What about taking the time to simply “be”, rather than “do”? To spend energy reflecting on and working on ourselves. Does this not have value? Is it not productive? Or are my actions only worthy if I’ve become fluent in spanish and qualified as an accountant by the time everything gets back to a sense of normality?
I’ve digressed, and can feel myself starting to rant, but I think you get my point — take some time to become aware of where these expectations come from. It’s tough undoing years of conditioned thinking, but if you know where that thinking originates, it’s the first step in changing it. Bringing that actual and ideal self closer together.
Secondly, and at the risk of repeating myself across multiple issues, be kind to yourself. You’re a human being. You’re not infallible, and you’re not perfect, and it’s ok to not be either of those things.
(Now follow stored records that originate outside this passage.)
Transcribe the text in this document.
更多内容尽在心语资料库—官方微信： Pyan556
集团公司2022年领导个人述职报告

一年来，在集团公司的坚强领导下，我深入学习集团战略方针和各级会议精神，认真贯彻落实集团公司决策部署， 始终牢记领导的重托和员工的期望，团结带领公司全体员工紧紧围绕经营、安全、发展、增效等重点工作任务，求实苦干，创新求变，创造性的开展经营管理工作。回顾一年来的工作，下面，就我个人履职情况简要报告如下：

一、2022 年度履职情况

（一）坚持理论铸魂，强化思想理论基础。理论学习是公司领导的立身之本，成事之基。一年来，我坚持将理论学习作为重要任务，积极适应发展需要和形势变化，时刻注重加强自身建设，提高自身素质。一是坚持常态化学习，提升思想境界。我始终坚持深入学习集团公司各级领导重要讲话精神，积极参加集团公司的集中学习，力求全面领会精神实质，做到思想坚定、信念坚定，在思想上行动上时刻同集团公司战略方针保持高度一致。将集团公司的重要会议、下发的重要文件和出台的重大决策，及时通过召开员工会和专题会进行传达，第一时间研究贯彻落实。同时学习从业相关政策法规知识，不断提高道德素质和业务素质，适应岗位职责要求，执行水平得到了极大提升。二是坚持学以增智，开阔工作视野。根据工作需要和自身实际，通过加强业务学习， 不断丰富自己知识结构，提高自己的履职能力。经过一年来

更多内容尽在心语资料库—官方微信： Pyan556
I’m neither of those things, and it’s that which gives me the knowledge to say these words to you. I’ve got experience with mistakes. I’ve walked down this road already. The only difference between us is that I might have got a bit further down the road than you have.
Lastly, think about the things that you feel don’t constitute self worth. It can be a useful grounding tool to remember that, even though your bank account may not be bulging at the seams, or you might not be able to get into those nice jeans you bought last Christmas, you’re nevertheless a good human being who exhibits kindness, compassion, and positive regard to others.